In 2017, approximately 600,000 eligible clinicians across the United States will be affected by MACRA. If you’re one of them, the information you have been provided about the new legislation is more than likely a bit distressing. Whether you’re in the MIPS payment track or participating in APMs, there is more than enough information to wrap your head around. We’re going to attempt to help you maneuver through the information favorably so that you can strengthen your practice and earn as many incentives as possible.
Reporting For The Performance Year
REPORTING FOR THE PERFORMANCE YEAR
You’ve heard by now that clinicians participating in the MIPS payment track have choices. Whether or not you choose to test, participate for 90 days, or collect data for the full year will have bearing on what your reporting requirements are. Here’s a quick synopsis for each option.
1. Testing: This is, of course, the easiest option available to all eligible clinicians participating in the MIPS payment track. This option requires you to choose any day that occurs in 2017 in which you treated a minimum of 20 patients. Next, you will run a report based on the relevant information for either 1) One Quality Measure; 2) One Improvement Activity; or 3) All required measures in the Advancing Care Information Category.

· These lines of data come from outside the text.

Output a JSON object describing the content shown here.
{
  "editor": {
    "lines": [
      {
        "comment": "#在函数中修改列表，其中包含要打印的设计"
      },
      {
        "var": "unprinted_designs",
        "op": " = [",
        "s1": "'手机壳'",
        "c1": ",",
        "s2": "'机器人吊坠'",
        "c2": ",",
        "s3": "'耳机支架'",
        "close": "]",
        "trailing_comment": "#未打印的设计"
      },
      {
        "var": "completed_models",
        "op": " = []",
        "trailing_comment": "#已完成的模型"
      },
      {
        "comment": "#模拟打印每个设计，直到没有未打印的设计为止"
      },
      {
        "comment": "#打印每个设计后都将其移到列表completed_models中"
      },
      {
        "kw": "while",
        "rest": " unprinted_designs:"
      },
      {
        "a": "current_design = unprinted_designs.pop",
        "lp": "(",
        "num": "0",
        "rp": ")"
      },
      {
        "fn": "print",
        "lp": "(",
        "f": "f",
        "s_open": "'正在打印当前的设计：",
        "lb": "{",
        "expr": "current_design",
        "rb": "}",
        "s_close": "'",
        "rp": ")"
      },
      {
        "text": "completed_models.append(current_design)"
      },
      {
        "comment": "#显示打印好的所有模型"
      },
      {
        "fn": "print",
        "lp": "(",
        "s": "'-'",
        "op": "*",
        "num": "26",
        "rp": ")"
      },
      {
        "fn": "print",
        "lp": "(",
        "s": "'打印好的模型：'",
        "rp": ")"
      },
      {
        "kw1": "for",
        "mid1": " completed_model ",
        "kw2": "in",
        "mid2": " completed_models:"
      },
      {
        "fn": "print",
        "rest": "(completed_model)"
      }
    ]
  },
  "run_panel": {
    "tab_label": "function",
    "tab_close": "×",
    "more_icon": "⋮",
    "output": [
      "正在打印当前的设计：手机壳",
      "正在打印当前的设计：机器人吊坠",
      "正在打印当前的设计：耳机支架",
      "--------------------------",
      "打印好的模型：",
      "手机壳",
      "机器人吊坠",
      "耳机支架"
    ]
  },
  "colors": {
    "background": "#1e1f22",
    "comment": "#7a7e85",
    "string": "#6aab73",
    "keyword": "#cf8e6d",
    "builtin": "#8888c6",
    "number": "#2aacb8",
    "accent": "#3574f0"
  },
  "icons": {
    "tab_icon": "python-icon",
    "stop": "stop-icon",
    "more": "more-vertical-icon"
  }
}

2. 90 Consecutive Days: This option is most similar to the full-year option in that you will still collect all data required by three (3) categories of the MIPS Payment Track. Those categories are 1) Quality; 2) Improvement Activities; and 3) Advancing Care Information. The benefit this option allows you is a little more time to choose the measures and activities that are most relevant to your practice. We’ll talk more about choosing those categories in a minute. If this is the option you choose, you can wait to get started as late as October 2nd, 2017 and still have a full 90 days of data to collect.

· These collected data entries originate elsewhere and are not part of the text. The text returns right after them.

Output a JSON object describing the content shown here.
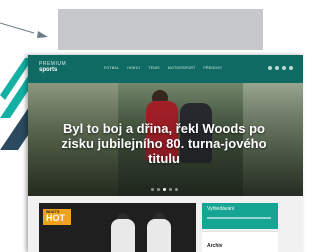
{
  "site": {
    "logo_top": "PREMIUM",
    "logo_main": "sports"
  },
  "nav": {
    "items": [
      {
        "label": "FOTBAL"
      },
      {
        "label": "HOKEJ"
      },
      {
        "label": "TENIS"
      },
      {
        "label": "MOTORSPORT"
      },
      {
        "label": "PŘENOSY"
      }
    ]
  },
  "hero": {
    "title": "Byl to boj a dřina, řekl Woods po zisku jubilejního 80. turna-jového titulu",
    "slides": 5,
    "active_slide": 3
  },
  "hot": {
    "badge_small": "WHAT'S",
    "badge_big": "HOT"
  },
  "sidebar": {
    "green_card_title": "Vyhledávání",
    "archive_title": "Archiv"
  },
  "colors": {
    "accent_teal": "#0e6a63",
    "sidebar_green": "#16a592",
    "hot_orange": "#f0a21a",
    "callout_gray": "#c6c8cb"
  }
}
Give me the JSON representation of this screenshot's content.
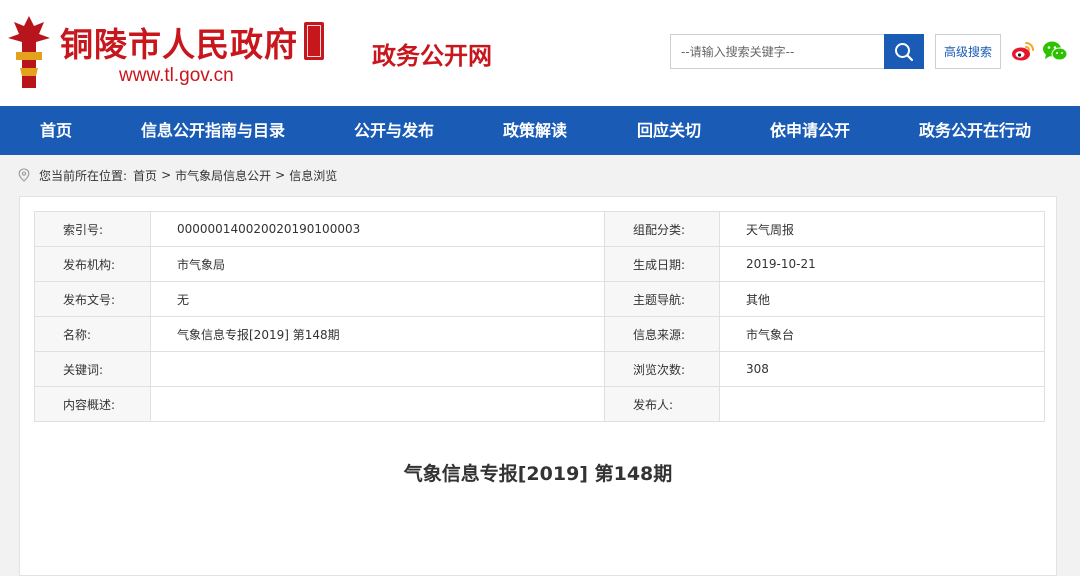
{
  "header": {
    "site_name": "铜陵市人民政府",
    "site_url": "www.tl.gov.cn",
    "section_name": "政务公开网",
    "search": {
      "placeholder": "--请输入搜索关键字--"
    },
    "advanced_search_label": "高级搜索",
    "brand_color": "#c8161d"
  },
  "nav": {
    "color": "#1a5bb5",
    "items": [
      {
        "label": "首页"
      },
      {
        "label": "信息公开指南与目录"
      },
      {
        "label": "公开与发布"
      },
      {
        "label": "政策解读"
      },
      {
        "label": "回应关切"
      },
      {
        "label": "依申请公开"
      },
      {
        "label": "政务公开在行动"
      }
    ]
  },
  "breadcrumb": {
    "prefix": "您当前所在位置:",
    "items": [
      "首页",
      "市气象局信息公开",
      "信息浏览"
    ],
    "separator": ">"
  },
  "meta": {
    "rows": [
      {
        "label1": "索引号:",
        "value1": "000000140020020190100003",
        "label2": "组配分类:",
        "value2": "天气周报"
      },
      {
        "label1": "发布机构:",
        "value1": "市气象局",
        "label2": "生成日期:",
        "value2": "2019-10-21"
      },
      {
        "label1": "发布文号:",
        "value1": "无",
        "label2": "主题导航:",
        "value2": "其他"
      },
      {
        "label1": "名称:",
        "value1": "气象信息专报[2019] 第148期",
        "label2": "信息来源:",
        "value2": "市气象台"
      },
      {
        "label1": "关键词:",
        "value1": "",
        "label2": "浏览次数:",
        "value2": "308"
      },
      {
        "label1": "内容概述:",
        "value1": "",
        "label2": "发布人:",
        "value2": ""
      }
    ]
  },
  "document": {
    "title": "气象信息专报[2019] 第148期"
  }
}
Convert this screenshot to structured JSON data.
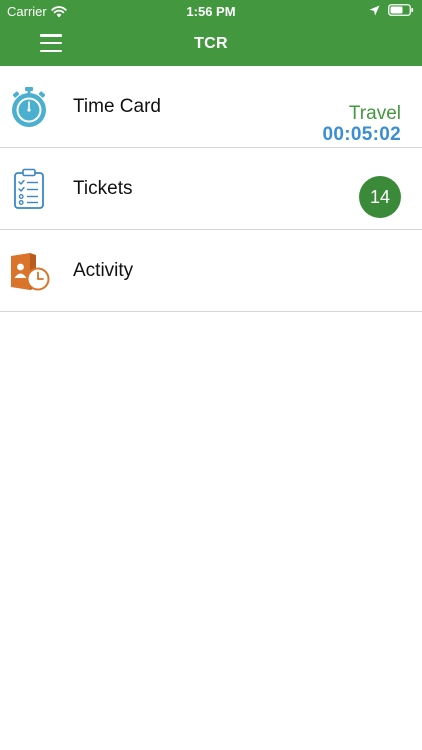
{
  "status_bar": {
    "carrier": "Carrier",
    "time": "1:56 PM",
    "icons": [
      "wifi-icon",
      "location-arrow-icon",
      "battery-icon"
    ]
  },
  "nav": {
    "title": "TCR",
    "menu_icon": "hamburger-menu-icon"
  },
  "items": [
    {
      "label": "Time Card",
      "icon": "stopwatch-icon",
      "status_mode": "Travel",
      "status_timer": "00:05:02"
    },
    {
      "label": "Tickets",
      "icon": "clipboard-checklist-icon",
      "badge": "14"
    },
    {
      "label": "Activity",
      "icon": "activity-clock-icon"
    }
  ],
  "colors": {
    "brand_green": "#43983f",
    "timer_blue": "#3a8fd4",
    "badge_green": "#3a8a3a",
    "activity_orange": "#d9742a"
  }
}
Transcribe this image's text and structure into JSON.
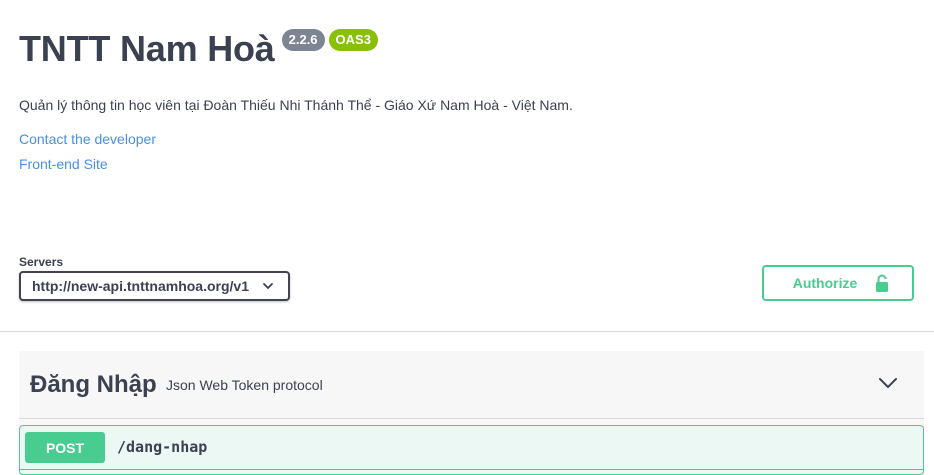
{
  "info": {
    "title": "TNTT Nam Hoà",
    "version": "2.2.6",
    "spec_badge": "OAS3",
    "description": "Quản lý thông tin học viên tại Đoàn Thiếu Nhi Thánh Thể - Giáo Xứ Nam Hoà - Việt Nam.",
    "links": {
      "contact": "Contact the developer",
      "frontend": "Front-end Site"
    }
  },
  "servers": {
    "label": "Servers",
    "selected": "http://new-api.tnttnamhoa.org/v1"
  },
  "authorize": {
    "label": "Authorize",
    "icon": "lock-icon"
  },
  "tag": {
    "name": "Đăng Nhập",
    "description": "Json Web Token protocol",
    "icon": "chevron-down-icon"
  },
  "operation": {
    "method": "POST",
    "path": "/dang-nhap"
  },
  "colors": {
    "text": "#3b4151",
    "link": "#4990e2",
    "post": "#49cc90",
    "post_bg": "#ecf8f3",
    "version_badge": "#7d8492",
    "oas_badge": "#89bf04"
  }
}
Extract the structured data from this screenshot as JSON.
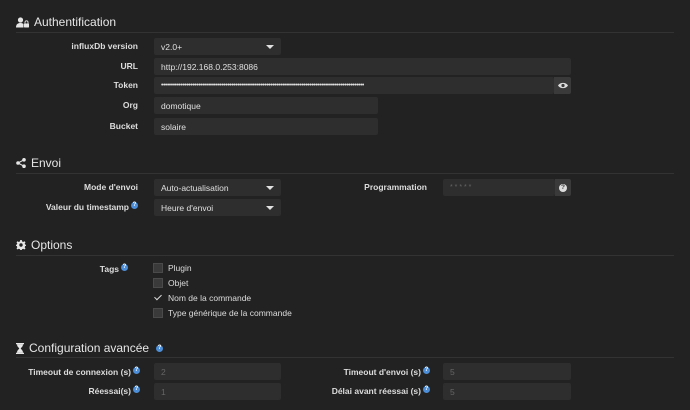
{
  "auth": {
    "title": "Authentification",
    "version_label": "influxDb version",
    "version_value": "v2.0+",
    "url_label": "URL",
    "url_value": "http://192.168.0.253:8086",
    "token_label": "Token",
    "token_value": "••••••••••••••••••••••••••••••••••••••••••••••••••••••••••••••••••••••••••••••••••••••••••••••••••••••••",
    "org_label": "Org",
    "org_value": "domotique",
    "bucket_label": "Bucket",
    "bucket_value": "solaire"
  },
  "envoi": {
    "title": "Envoi",
    "mode_label": "Mode d'envoi",
    "mode_value": "Auto-actualisation",
    "timestamp_label": "Valeur du timestamp",
    "timestamp_value": "Heure d'envoi",
    "prog_label": "Programmation",
    "prog_value": "* * * * *"
  },
  "options": {
    "title": "Options",
    "tags_label": "Tags",
    "tags": [
      {
        "label": "Plugin",
        "checked": false
      },
      {
        "label": "Objet",
        "checked": false
      },
      {
        "label": "Nom de la commande",
        "checked": true
      },
      {
        "label": "Type générique de la commande",
        "checked": false
      }
    ]
  },
  "advanced": {
    "title": "Configuration avancée",
    "timeout_conn_label": "Timeout de connexion (s)",
    "timeout_conn_value": "2",
    "retries_label": "Réessai(s)",
    "retries_value": "1",
    "timeout_send_label": "Timeout d'envoi (s)",
    "timeout_send_value": "5",
    "retry_delay_label": "Délai avant réessai (s)",
    "retry_delay_value": "5"
  },
  "help_glyph": "?",
  "icons": [
    "user-lock-icon",
    "share-icon",
    "gear-icon",
    "hourglass-icon",
    "eye-icon",
    "help-icon"
  ]
}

3. Full Year of Data: Just like option two (2), you must collect all data for the same three measures. However, the data should be collected for every day between January 1st, 2017 through December 31st, 2015. If you choose this option, you should have already made sure that you were documenting the relevant information for the measures and activities you chose.

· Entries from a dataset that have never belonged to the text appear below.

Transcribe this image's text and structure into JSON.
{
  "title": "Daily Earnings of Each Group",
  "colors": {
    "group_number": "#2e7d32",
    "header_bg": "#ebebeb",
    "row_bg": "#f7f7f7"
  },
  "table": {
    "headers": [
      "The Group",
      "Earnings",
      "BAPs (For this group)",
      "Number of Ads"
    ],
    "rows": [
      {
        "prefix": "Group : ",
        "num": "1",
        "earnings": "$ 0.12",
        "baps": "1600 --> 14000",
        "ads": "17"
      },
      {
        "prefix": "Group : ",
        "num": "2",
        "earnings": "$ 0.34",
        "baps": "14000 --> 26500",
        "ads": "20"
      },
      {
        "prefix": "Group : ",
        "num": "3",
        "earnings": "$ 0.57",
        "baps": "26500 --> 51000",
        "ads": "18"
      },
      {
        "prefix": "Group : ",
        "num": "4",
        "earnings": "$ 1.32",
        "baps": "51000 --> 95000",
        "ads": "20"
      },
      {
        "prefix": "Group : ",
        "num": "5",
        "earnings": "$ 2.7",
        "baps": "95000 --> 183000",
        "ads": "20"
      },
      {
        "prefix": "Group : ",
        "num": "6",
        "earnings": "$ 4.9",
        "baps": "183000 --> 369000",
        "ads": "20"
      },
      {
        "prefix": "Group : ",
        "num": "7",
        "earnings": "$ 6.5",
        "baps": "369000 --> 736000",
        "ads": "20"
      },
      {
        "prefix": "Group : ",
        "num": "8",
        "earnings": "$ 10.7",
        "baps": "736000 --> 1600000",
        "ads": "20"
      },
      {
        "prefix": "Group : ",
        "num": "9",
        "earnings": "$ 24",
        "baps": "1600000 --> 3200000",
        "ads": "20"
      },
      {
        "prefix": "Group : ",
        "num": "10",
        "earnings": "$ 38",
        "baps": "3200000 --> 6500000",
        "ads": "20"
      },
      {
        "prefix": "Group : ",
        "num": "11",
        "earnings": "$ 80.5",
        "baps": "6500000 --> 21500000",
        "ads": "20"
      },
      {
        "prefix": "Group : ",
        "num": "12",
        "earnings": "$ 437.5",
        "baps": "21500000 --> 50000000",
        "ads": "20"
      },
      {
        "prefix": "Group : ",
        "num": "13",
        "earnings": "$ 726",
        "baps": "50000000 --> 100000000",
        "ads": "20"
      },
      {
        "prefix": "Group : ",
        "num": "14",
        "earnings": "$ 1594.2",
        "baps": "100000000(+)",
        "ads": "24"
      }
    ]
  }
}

If you have not decided which information to report, CMS has set up an easy to use tool for choosing the Quality Measures and Improvement activities. They’ve also set up a page that shows you exactly how to meet the measures of the Advancing Care Information category. Here are the links to those tools.
1. Quality Measures: Use this search engine to pare down the 274 Quality Measures to a much more reasonable size. There are several filter types that will help you find the measures that are most relevant to your practice. Here is a link to the search engine: Choose Quality Measures.
2. Improvement Activities: Depending on the size of your practice you will choose two (2) to four (4) improvement activities to report for the first performance year. Those practices with 15 or fewer clinicians only need to choose two (2). You can find the search engine here: Improvement Activities.
3. Advancing Care Information Category: Based on the year your certified EHR received its certification, you will have 2 options under this category. Those options are 1) Advancing Care Information Objectives and Measures, and 2) 2017 Advancing Care Information Transition Objectives and Measures. You will report for Option 1 if you have technology certified to the 2015 Edition or if you have a combination of technologies from 2014 and 2015 Editions that support these measures. You will report for Option 2 If you have technology certified to the 2015 Edition, or If you have technology certified to the 2014 Edition; or If you have a combination of technologies from 2014 and 2015 Editions. This category is much simpler and if you’ve ever attested for Meaningful Use in the past, you’re already a pro. Simply choose your option, then follow the instructions for that option. You must attest for each measure as it is laid out. You will find both options here: Advancing Care Information.
One final thing to note about reporting is that regardless of the option you chose, reporting begins on January 1, 2017, and the deadline is March 31, 2018.
Now let’s talk about scoring. Once again, depending on what reporting option you’ve chosen, your score is calculated accordingly. Here is an overview:
1. Test Score: This option is not scored at all. In short, by sending in the appropriate data you will avoid a negative payment adjustment altogether. You will not, unfortunately, be eligible for any type of positive payment adjustment or bonus incentives.
2. 90 Consecutive Days and Full Year Reporting: These options are scored exactly the same way. For the Quality Category, each measure will earn up to 10 points. For the Improvement Activities, the score you can achieve is based on the weight of the measure. High weighted activities are worth 20 points. Medium-weighted activities are worth 10 points. Finally, the Advancing Care Information category calls for you to complete the required measures but allows you to earn bonus points by using a certified EHR for your Improvement Activities or by reporting to additional registries aside from the Immunization registry.
After your score has been calculated for each category they take their relative weights and add them together to determine your Total Composite Performance Score. The Quality Category counts for 60%, the Advancing Care Information counts for 25% and the Improvement Activities Category counts for 15%. Once each weight is applied, they are added together and this is your score. How much your positive payment adjustment is, depends on where you rank compared to all other eligible clinicians. Finally, the top 25% will be eligible for a bonus payment of up to 10%. This will depend on where you rank in the top 25%.